SLIP addresses the gap in vision-language pretraining by integrating relational structure into cross-modal alignment. It extends CLIP with modality-specific Graph Attention Networks and a structural contrastive loss that treats graph-connected nodes as positives, enabling relational supervision at scale. The authors release the Multimodal Amazon Product Co-purchase Graph Dataset and demonstrate that SLIP improves cross-modal retrieval and classification, especially in large-batch training and few-shot settings, compared to CLIP. The work highlights the importance of relational context and proposes future directions toward temporal graph refinement to capture evolving relationships. Overall, SLIP offers a scalable, structure-aware paradigm for more coherent and contextually grounded vision-language representations.

Abstract

Vision-Language Pretraining (VLP) has achieved remarkable success across various downstream tasks, but such gains are largely driven by scaling up on training data. Yet, literature methods treat image-text pairs as isolated training examples; this neglects the rich relational structure naturally present in many domains, such as e-commerce product co-purchase graphs and social recommendation networks. Inspired by neuroscientific evidence that human encodes knowledge as relationship cognitive maps, we introduce Structure-aware Language-Image Pretraining (SLIP). SLIP integrates a structural contrastive loss to align modalities while also modeling relationships between neighboring entities in a structured graph.

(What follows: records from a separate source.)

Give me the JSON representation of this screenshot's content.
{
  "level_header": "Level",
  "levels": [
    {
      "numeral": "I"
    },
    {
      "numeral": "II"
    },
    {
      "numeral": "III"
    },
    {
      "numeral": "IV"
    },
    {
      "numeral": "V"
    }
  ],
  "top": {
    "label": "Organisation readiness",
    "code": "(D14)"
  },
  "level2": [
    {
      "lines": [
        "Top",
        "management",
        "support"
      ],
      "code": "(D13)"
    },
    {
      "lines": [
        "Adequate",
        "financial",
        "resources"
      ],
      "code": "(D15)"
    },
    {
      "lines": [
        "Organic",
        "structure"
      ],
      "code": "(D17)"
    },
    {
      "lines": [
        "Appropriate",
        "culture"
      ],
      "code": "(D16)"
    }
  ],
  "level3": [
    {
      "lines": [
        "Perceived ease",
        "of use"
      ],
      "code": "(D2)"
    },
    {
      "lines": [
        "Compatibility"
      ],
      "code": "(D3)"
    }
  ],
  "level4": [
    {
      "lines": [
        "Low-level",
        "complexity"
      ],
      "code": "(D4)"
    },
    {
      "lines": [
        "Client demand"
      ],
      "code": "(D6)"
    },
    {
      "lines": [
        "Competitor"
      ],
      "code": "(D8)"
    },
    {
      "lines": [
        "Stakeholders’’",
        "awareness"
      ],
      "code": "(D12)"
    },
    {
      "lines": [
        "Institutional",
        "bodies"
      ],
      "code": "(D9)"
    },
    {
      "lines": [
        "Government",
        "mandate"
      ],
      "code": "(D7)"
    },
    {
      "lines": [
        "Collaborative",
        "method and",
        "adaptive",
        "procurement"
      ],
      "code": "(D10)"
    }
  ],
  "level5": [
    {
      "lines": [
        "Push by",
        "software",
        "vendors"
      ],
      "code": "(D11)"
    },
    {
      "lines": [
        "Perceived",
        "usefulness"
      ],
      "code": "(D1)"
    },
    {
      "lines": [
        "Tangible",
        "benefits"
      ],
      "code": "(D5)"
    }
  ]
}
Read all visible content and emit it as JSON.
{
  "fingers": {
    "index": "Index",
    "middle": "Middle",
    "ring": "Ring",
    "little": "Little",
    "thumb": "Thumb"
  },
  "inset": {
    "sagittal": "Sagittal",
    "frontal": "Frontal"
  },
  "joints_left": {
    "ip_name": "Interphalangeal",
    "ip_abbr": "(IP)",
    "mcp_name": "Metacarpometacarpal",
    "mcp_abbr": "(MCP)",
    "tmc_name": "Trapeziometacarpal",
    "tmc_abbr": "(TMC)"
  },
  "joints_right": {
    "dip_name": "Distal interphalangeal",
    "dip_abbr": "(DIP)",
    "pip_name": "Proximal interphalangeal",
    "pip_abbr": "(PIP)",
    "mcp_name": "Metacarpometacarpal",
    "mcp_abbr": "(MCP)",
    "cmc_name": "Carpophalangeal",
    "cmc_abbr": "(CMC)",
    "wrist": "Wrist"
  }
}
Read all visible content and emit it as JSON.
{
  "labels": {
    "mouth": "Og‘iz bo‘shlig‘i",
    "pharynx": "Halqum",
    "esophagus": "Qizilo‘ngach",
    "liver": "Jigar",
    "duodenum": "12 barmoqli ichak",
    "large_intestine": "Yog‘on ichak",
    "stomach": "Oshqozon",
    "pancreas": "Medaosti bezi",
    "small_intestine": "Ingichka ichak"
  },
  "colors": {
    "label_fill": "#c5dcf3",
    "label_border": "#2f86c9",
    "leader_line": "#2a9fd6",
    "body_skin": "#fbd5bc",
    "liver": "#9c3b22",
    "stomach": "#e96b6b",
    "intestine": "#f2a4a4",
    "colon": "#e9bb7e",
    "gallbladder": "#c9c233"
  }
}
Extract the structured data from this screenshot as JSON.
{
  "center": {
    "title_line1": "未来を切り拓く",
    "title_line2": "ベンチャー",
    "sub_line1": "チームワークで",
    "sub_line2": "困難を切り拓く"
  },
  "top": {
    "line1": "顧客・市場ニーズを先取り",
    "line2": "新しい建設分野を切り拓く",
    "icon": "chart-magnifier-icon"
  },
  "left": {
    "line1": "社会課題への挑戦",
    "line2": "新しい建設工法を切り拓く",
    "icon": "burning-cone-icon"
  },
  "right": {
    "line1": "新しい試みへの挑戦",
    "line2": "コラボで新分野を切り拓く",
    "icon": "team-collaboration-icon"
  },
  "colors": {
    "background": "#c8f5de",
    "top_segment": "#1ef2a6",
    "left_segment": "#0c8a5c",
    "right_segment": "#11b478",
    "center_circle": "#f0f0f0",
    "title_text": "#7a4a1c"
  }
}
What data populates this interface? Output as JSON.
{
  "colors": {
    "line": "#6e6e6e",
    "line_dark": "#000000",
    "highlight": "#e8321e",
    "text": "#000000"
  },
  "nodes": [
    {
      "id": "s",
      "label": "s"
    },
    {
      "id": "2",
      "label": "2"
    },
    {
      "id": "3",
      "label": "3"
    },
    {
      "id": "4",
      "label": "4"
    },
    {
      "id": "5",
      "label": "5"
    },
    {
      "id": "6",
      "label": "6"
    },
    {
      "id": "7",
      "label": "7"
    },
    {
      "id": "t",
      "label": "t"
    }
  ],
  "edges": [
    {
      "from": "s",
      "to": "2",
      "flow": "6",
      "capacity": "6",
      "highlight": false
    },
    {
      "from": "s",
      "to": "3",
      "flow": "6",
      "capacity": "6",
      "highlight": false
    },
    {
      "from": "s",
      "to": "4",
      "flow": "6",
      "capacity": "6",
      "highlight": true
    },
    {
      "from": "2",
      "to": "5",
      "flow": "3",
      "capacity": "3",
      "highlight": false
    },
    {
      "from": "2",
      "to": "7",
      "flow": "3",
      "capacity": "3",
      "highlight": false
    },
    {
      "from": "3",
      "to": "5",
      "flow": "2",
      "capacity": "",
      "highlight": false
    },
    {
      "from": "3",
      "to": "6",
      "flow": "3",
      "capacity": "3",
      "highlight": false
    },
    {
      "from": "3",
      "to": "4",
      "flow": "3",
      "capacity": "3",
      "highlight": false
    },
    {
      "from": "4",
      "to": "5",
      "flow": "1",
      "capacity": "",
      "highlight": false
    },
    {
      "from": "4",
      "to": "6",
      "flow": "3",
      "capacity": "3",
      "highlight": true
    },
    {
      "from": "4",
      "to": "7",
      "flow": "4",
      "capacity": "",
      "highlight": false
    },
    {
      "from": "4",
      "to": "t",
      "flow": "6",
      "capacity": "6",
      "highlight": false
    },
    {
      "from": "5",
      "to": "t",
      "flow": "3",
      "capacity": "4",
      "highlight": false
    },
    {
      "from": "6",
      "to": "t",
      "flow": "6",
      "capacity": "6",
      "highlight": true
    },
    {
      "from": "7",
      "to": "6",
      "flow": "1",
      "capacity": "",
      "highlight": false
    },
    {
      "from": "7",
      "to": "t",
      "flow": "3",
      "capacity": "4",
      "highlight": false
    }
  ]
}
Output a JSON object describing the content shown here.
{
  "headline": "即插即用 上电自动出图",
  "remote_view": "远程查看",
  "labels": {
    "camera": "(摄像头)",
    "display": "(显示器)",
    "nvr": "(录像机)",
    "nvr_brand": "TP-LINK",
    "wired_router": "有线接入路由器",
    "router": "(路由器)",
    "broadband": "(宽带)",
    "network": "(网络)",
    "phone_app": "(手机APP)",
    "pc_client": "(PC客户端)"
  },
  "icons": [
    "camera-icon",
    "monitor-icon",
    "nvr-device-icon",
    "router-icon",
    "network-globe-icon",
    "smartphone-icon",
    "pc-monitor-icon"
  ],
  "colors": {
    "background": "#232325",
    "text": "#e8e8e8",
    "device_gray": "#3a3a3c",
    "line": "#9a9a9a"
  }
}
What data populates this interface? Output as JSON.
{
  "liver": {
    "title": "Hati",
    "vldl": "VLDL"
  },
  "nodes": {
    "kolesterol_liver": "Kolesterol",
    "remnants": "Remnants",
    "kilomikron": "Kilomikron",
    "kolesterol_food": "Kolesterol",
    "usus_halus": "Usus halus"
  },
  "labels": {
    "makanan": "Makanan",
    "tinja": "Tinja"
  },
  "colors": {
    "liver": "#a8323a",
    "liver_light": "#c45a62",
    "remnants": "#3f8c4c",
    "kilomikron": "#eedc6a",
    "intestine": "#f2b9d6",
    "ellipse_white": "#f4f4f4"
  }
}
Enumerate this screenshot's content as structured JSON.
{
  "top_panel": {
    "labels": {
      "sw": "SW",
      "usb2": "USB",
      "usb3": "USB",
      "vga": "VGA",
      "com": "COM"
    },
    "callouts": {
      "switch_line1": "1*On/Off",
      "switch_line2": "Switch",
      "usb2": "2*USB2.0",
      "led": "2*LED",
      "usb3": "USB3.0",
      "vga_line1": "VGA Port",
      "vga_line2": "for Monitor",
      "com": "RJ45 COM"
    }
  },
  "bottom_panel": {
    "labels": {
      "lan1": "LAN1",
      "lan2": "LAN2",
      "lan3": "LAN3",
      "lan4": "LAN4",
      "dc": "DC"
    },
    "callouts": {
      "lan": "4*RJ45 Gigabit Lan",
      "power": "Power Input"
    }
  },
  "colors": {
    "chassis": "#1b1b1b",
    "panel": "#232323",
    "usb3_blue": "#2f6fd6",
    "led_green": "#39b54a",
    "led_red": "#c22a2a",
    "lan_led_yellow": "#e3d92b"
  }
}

To support this paradigm, we construct a large-scale Amazon Product Co-purchase Multimodal Graph Dataset, enabling structured cross-modality supervision at scale. Experiment results show that SLIP consistently outperforms CLIP on cross-modal retrieval and classification tasks in both zero-shot and few-shot settings, showing the value of relational supervision for cross-modal alignment.

Paper Structure

This paper contains 30 sections, 16 equations, 5 figures, 4 tables.

Figures (5)

  • Figure 1: Illustration of contrastive vision-language pretraining using InfoNCE loss. An Amazon product (e.g., a laptop) is paired with its associated textual description to form positive image-text pairs. The model is trained to align these pairs while pushing apart negative pairs sampled from the batch. The image and text are independently encoded via modality-specific encoders before similarity computation.
  • Figure 2: SLIP training pipeline. A mini-batch of products is first sampled as a sub-graph from the Amazon co-purchase network (bottom left). Images undergo standard data augmentation, while titles/descriptions are tokenized. Both modalities are encoded by a CLIP backbone. Top path. The image–text token similarities form the usual InfoNCE matrix: the diagonal (green) contains true pairs, off-diagonal cells (grey) act as negatives. Bottom path. The sampled sub-graph is converteFd to an $n$ -hop adjacency mask that selects nodes within one hop as additional positives (purple) and masks the rest (light grey). Image and text features are concatenated, passed through two layers of graph attention, and projected to node embeddings. Applying the mask to their similarity matrix yields the structural contrastive loss.
  • Figure 3: A 10-node subgraph sampled from the curated dataset (Electronics)
  • Figure 4: Qualitative retrieval comparison for the query title "Garfrfin Delorme Atlas & Gazetteer Paper Maps - Alaska, AA-000004-000". The top row shows the top ten image results from CLIP fine-tuned without graph supervision (w/o graph), and the bottom row shows the corresponding results from SLIP with graph supervision (w/ graph). True matches are highlighted with a colored border and annotated with their retrieval rank.
  • Figure 5: Cosine similarity distributions between cross-modal embeddings at different graph hop distances. We show the density estimates of cosine similarity between image and text embeddings, grouped by hop distance in the product co-purchase graph: 0-hop (self), 1-hop (direct neighbor), 2-hop, and 3-hop.